No pretendo con esto dar pistas para que la policía de las buenas costumbres y del éxito turístico desmantele de prisa y corriendo este enchufe salvador. Puestos a desmontar algo, sería prioritario hacerlo con otros tipos de enchufes, más mundanos, más cotidianos.
El caso es que desde que leí esa referencia a la calle Echegaray y sus habitantes ocasionales quería escribir sobre este libro de Bauman, donde habla de esas “vidas superfluas” que ya no importan, vidas prescindibles porque todo lo que no produce es superfluo y puede dejar de existir.
Para Bauman, “la producción de ‘seres humanos residuales’ es una consecuencia inevitable de la modernización y una compañera inseparable de la modernidad.

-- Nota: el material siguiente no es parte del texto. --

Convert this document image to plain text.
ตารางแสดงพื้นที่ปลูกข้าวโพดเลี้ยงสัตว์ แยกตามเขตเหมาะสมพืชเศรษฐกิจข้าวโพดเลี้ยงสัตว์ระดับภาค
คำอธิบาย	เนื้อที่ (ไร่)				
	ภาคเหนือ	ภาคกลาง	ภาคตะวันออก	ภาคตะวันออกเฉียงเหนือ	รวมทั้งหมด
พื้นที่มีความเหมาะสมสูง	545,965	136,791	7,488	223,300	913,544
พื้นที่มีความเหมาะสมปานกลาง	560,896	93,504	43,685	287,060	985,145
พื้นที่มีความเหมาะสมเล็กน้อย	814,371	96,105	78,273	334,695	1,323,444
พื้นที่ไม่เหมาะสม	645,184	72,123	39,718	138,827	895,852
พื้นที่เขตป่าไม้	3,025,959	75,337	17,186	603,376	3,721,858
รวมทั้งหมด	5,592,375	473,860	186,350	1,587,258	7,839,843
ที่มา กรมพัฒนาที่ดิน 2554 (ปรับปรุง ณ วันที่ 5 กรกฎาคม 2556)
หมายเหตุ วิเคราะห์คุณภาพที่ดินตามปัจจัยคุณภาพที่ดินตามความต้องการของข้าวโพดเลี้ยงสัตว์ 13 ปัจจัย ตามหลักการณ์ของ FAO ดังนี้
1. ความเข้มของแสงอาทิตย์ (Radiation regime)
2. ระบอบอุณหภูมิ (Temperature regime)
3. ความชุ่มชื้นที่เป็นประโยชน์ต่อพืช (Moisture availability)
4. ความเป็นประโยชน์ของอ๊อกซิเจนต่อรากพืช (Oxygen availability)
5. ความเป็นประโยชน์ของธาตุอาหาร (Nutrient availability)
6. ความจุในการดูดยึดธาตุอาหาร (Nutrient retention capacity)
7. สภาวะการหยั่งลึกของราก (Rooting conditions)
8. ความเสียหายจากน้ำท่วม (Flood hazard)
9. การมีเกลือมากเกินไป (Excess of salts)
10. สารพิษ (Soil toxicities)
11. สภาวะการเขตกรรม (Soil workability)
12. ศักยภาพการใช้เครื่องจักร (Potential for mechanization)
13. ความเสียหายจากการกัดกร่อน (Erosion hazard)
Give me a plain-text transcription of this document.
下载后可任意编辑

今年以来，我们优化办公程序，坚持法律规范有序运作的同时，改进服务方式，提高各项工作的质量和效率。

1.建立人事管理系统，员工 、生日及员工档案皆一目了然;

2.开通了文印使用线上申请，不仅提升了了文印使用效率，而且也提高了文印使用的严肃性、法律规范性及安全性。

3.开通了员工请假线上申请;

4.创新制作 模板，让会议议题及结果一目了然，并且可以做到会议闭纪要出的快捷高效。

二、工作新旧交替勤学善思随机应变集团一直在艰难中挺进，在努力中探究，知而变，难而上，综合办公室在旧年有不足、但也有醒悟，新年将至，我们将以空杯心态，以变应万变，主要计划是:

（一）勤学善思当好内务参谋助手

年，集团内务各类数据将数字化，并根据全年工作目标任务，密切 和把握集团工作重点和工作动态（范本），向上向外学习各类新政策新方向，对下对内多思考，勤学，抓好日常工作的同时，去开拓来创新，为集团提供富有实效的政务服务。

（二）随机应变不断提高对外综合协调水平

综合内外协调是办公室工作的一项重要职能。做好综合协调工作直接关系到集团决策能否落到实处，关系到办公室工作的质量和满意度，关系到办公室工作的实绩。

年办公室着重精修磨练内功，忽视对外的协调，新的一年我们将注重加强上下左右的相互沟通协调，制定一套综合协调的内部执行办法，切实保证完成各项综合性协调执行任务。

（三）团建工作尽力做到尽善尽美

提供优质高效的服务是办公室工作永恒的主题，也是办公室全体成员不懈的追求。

Es un ineludible efecto secundario de ‘la construcción del orden’ y del ‘progreso económico’, incapaz de proceder sin degradar y devaluar los modos de ‘ganarse la vida’ antaño efectivos y que, por consiguiente, no pueden sino privar de su sustento a quienes ejercen dichas ocupaciones”.
La cara oculta del éxito es, entonces, la generación de una enorme cantidad de personas superfluas en todo el mundo, que ya no sólo existen al margen del sistema: ahora estorban y molestan, ni siquiera deberían seguir existiendo.
Bauman es conocido sobre todo por sus reflexiones sobre la “vida líquida”, sobre la ausencia contemporánea de vínculos de todo tipo (familiares, sentimentales, profesionales), porque la productividad manda.
El libro que he citado es de 2004 y se publicó en España un año después, así que podríamos celebrar el vigésimo aniversario de su aparición en castellano leyéndolo y pensando si acertó o no con su análisis.
Mira uno el mundo actual y advierte un fuerte desprecio hacia la vida de los otros: los diferentes, los rivales, los no normativos, los improductivos. Para una parte del mundo esa gente sobra, y en demasiados discursos públicos y privados se nota una simpatía apenas disimulada por las soluciones drásticas y eficaces, por la violencia, por la eliminación de lo que se considera molesto o incómodo.
En mi cabeza, el modelo social se basaba en una idea amplia de convivencia y solidaridad, en el diálogo para llegar a acuerdos, en la búsqueda de consensos y en el apoyo colectivo a quienes se caían del sistema. Hoy no hace falta leer a Bauman o a Byung-Chul Han para ser conscientes de que estas ideas forman parte de un pasado que, quizás, nunca volverá. La modernidad era esto. Quién nos lo iba a decir.